X = diabetes.data[:,:3]
y = diabetes.target
names = diabetes.feature_names[:3]
X, y = shuffle(X, y, random_state=42)
For the division to be representative, we need to find the optimal number of clusters (patient groups) before clustering.
We can do it with the elbow method described in this article. We’ll run k-means with cluster numbers from 1 to 50 and calculate Euclidean distances between points and cluster centroids. By summarizing these distances, we’ll get the within-cluster squared error (WSS).
The number of clusters where this error stops to decrease dramatically is the optimal “elbow” we want to find.
from tqdm.notebook import tqdm as tqdm
def calculate_WSS(points, kmax):
sse = []
for k in tqdm(range(1, kmax+1)):
kmeans = KMeans(n_clusters = k).fit(points)
centroids = kmeans.cluster_centers_
pred_clusters = kmeans.predict(points)
curr_sse = 0
for i in range(len(points)):
curr_center = centroids[pred_clusters[i]]
curr_sse += (points[i, 0] - curr_center[0]) ** 2 + (points[i, 1] - curr_center[1]) ** 2
sse.append(curr_sse)
return sse
sse = calculate_WSS(X, 50)
We can plot the results on a chart.
import matplotlib.pyplot as plt
import matplotlib as mpl
%matplotlib inline
plt.plot(sse)
plt.grid()
plt.title('Sum of squared errors within centroids dependent on number of clusters')
plt.xlabel('N Clusters')
plt.ylabel('Sum of squared errors')
plt.show()
From the chart above, it’s clear that the “elbow” is somewhere around the k value of 10. So let’s run k-means with 10 clusters.
model = KMeans(n_clusters=10, random_state=42)
diabetes_kmeans = model.fit(X)
fig = plt.figure(figsize=(20, 10))
ax1 = fig.add_subplot(1, 2, 1, projection='3d')
ax1.scatter(X[:, 0], X[:, 1], X[:, 2],
c=diabetes_kmeans.labels_.astype(float),
edgecolor="k", s=150, cmap=plt.get_cmap('Paired'))
ax1.view_init(20, -50)
ax1.set_xlabel(names[0], fontsize=12)
ax1.set_ylabel(names[1], fontsize=12)
ax1.set_zlabel(names[2], fontsize=12)
ax1.set_title("K-Means Clusters for the Diabetes Dataset", fontsize=12)
ax2 = fig.add_subplot(1, 2, 2, projection='3d')

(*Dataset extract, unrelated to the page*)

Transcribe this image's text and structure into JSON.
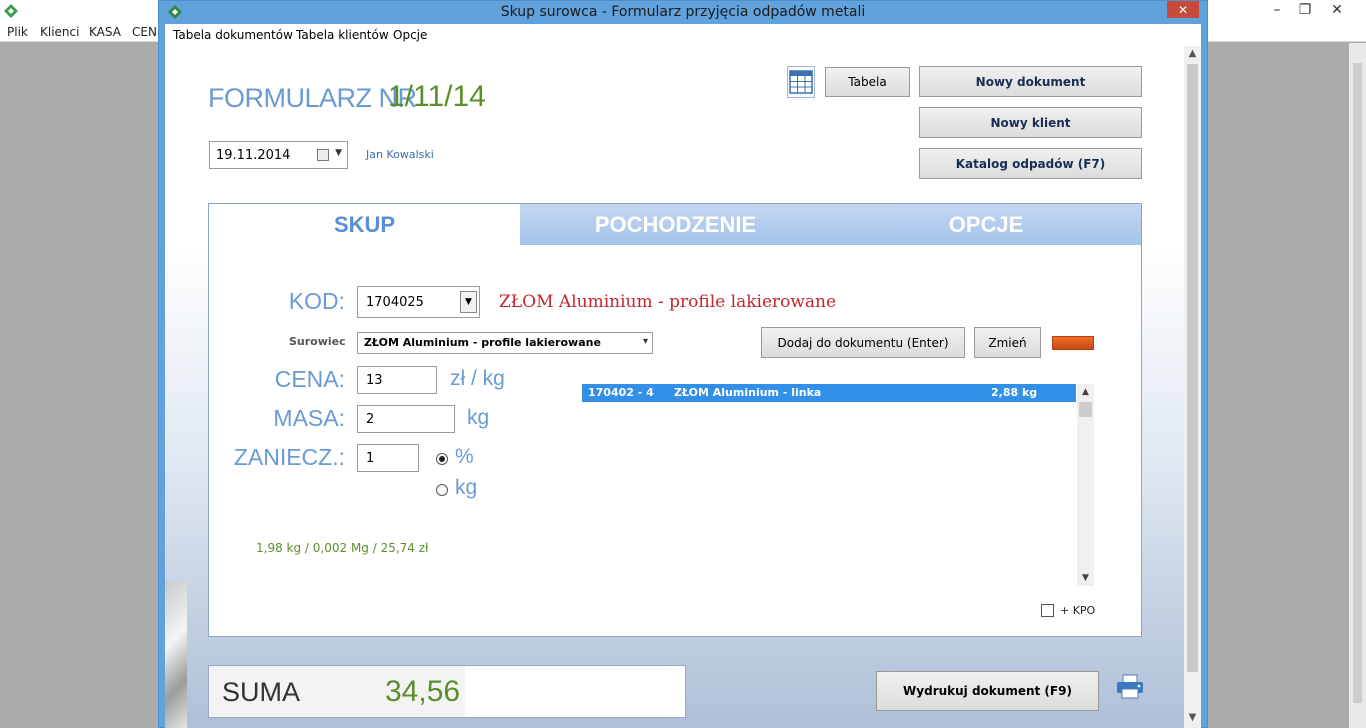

ax2.scatter(X[:, 0], X[:, 1], X[:, 2],
c=y, edgecolor="k", s=150,
cmap=plt.get_cmap('Greys'))
ax2.view_init(20, -50)
ax2.set_xlabel(names[0], fontsize=12)
ax2.set_ylabel(names[1], fontsize=12)
ax2.set_zlabel(names[2], fontsize=12)
ax2.set_title("Diabetes progression", fontsize=12)
fig.show()
Now we can analyze the results of clustering. An important note is that the dataset was normalized beforehand, so the values for age, sex, and BMI are not absolute but percentage deviations from the mean.

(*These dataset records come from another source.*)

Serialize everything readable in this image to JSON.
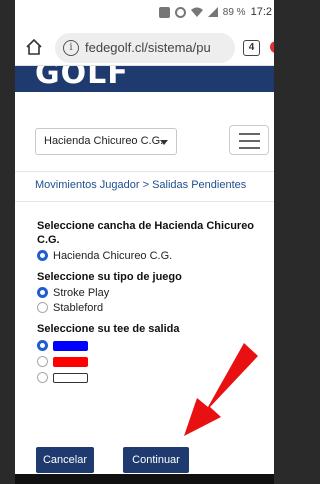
{
  "status_bar": {
    "battery": "89 %",
    "time": "17:2"
  },
  "browser": {
    "url": "fedegolf.cl/sistema/pu",
    "tab_count": "4"
  },
  "site": {
    "logo_text": "GOLF"
  },
  "club_select": {
    "value": "Hacienda Chicureo C.G."
  },
  "breadcrumb": "Movimientos Jugador > Salidas Pendientes",
  "form": {
    "course_title": "Seleccione cancha de Hacienda Chicureo C.G.",
    "course_option": "Hacienda Chicureo C.G.",
    "game_title": "Seleccione su tipo de juego",
    "game_options": [
      "Stroke Play",
      "Stableford"
    ],
    "game_selected": "Stroke Play",
    "tee_title": "Seleccione su tee de salida",
    "tees": [
      {
        "color": "#0000ff",
        "selected": true
      },
      {
        "color": "#ff0000",
        "selected": false
      },
      {
        "color": "#ffffff",
        "selected": false
      }
    ]
  },
  "buttons": {
    "cancel": "Cancelar",
    "continue": "Continuar"
  },
  "annotation": {
    "arrow_color": "#e81010"
  },
  "colors": {
    "brand": "#1f3a6e",
    "link": "#1f4f8f",
    "radio": "#1f5ecf"
  }
}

The first figure shows the clusters found. The main subdivision is by sex, with five groups for women and men. The bright dots on the left represent women, while the pale dots on the right represent men.

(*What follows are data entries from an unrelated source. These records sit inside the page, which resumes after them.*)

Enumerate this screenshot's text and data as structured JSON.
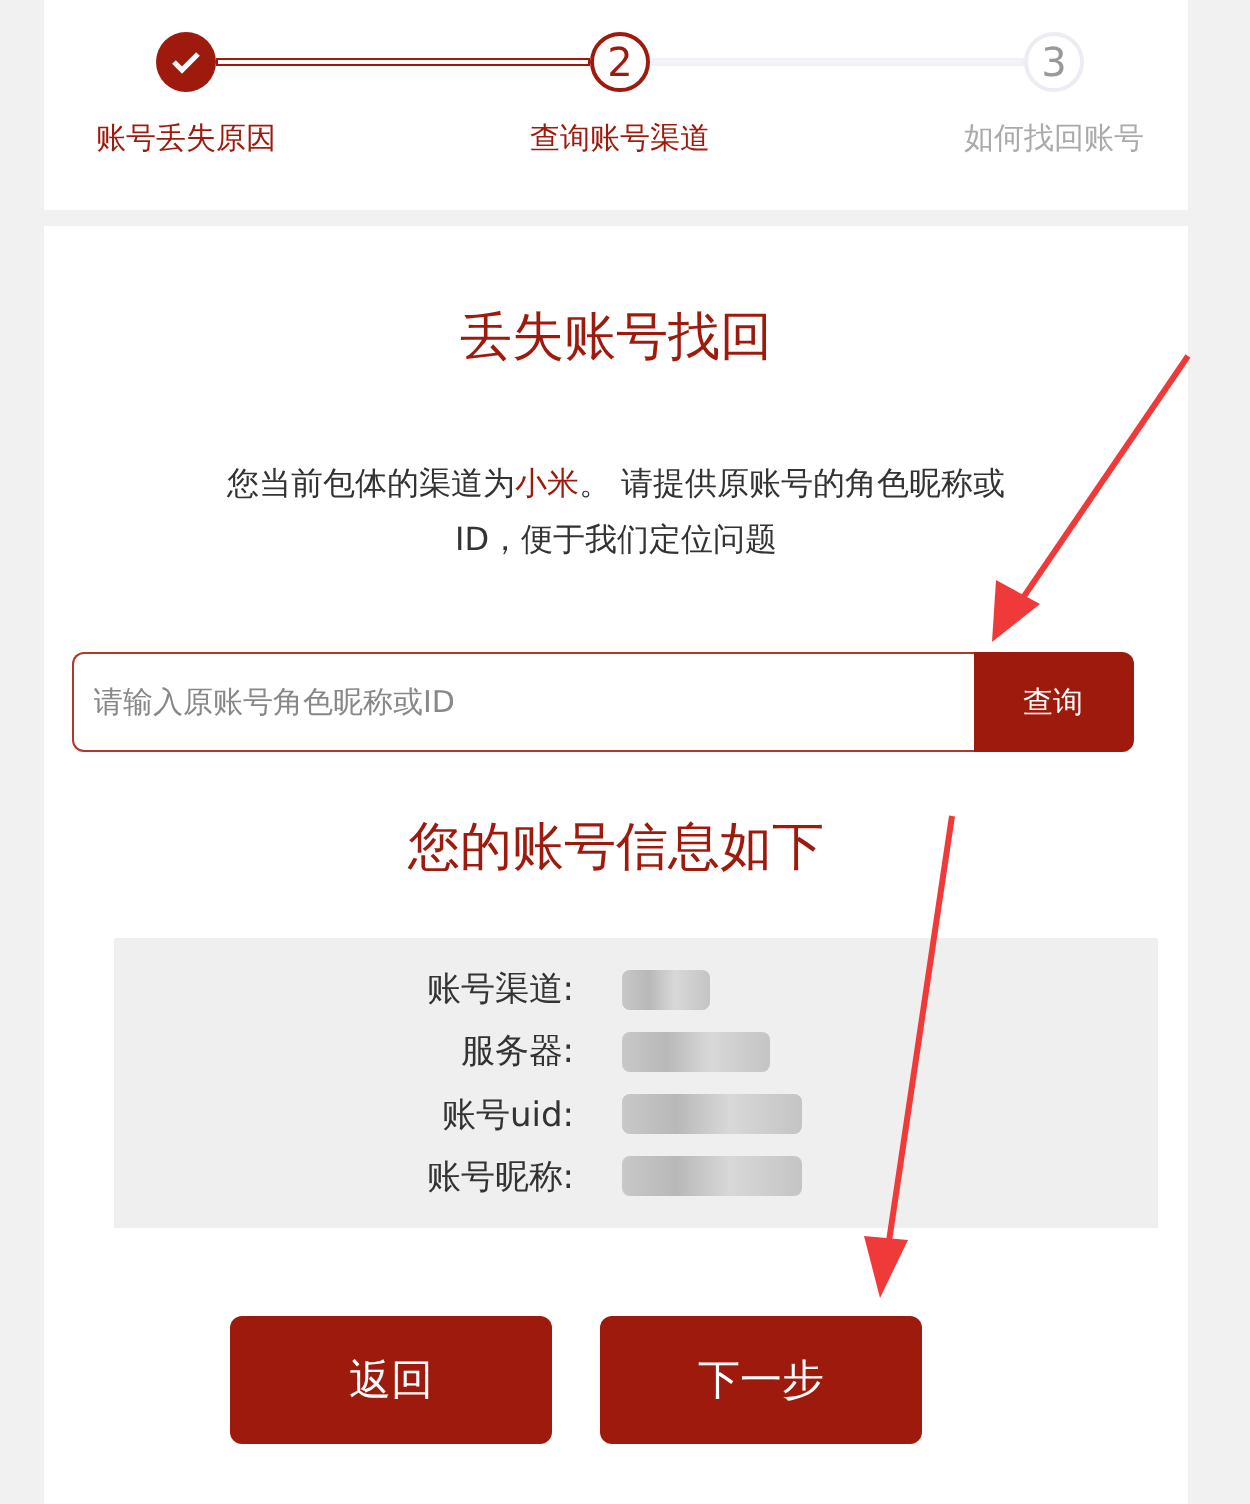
{
  "steps": [
    {
      "label": "账号丢失原因",
      "completed": true,
      "selected": false
    },
    {
      "number": "2",
      "label": "查询账号渠道",
      "completed": false,
      "selected": true
    },
    {
      "number": "3",
      "label": "如何找回账号",
      "completed": false,
      "selected": false
    }
  ],
  "title": "丢失账号找回",
  "description": [
    {
      "text": "您当前包体的渠道为",
      "highlight": false
    },
    {
      "text": "小米",
      "highlight": true
    },
    {
      "text": "。 请提供原账号的角色昵称或ID，便于我们定位问题",
      "highlight": false
    }
  ],
  "search": {
    "placeholder": "请输入原账号角色昵称或ID",
    "button": "查询"
  },
  "info_title": "您的账号信息如下",
  "info_rows": [
    {
      "label": "账号渠道:"
    },
    {
      "label": "服务器:"
    },
    {
      "label": "账号uid:"
    },
    {
      "label": "账号昵称:"
    }
  ],
  "buttons": [
    "返回",
    "下一步"
  ]
}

Women can be divided into five groups:
- younger patients with low BMI (blue);
- older patients with low BMI (green);
- younger patients with average BMI (red);
- older patients with average BMI (brown);
- middle-aged women with high BMI (yellow).
For men, we have the following groups:
- young patients with low BMI (pale brown);
- middle-aged patients with low to average BMI (pale blue);
- older patients with low BMI (purple);
- older patients with high BMI (pale purple);
- younger patients with high BMI (pale red).
The target variable for the dataset contains blood test results showing which patients have developed diabetes and how pronounced their condition is. You can see a plot with this value in the second plot.
The most severe cases are colored black, while the milder cases are gray. For both women and men, we can deduce that the groups with high BMI and older age are most at risk. They are grouped in clusters of yellow, brown, light, red, and light purple.
Conclusion: why is the method so popular?
K-means is the fastest unsupervised machine learning algorithm to break down data points into groups even when very little information is available. Thanks to its high speed, K-means clustering is a good choice for large datasets. Simple and flexible, it’s also the optimal algorithm to get started with clustering.
All these features make it effective for multiple industries, including scientific research, business analysis, archive management, search engines, etc.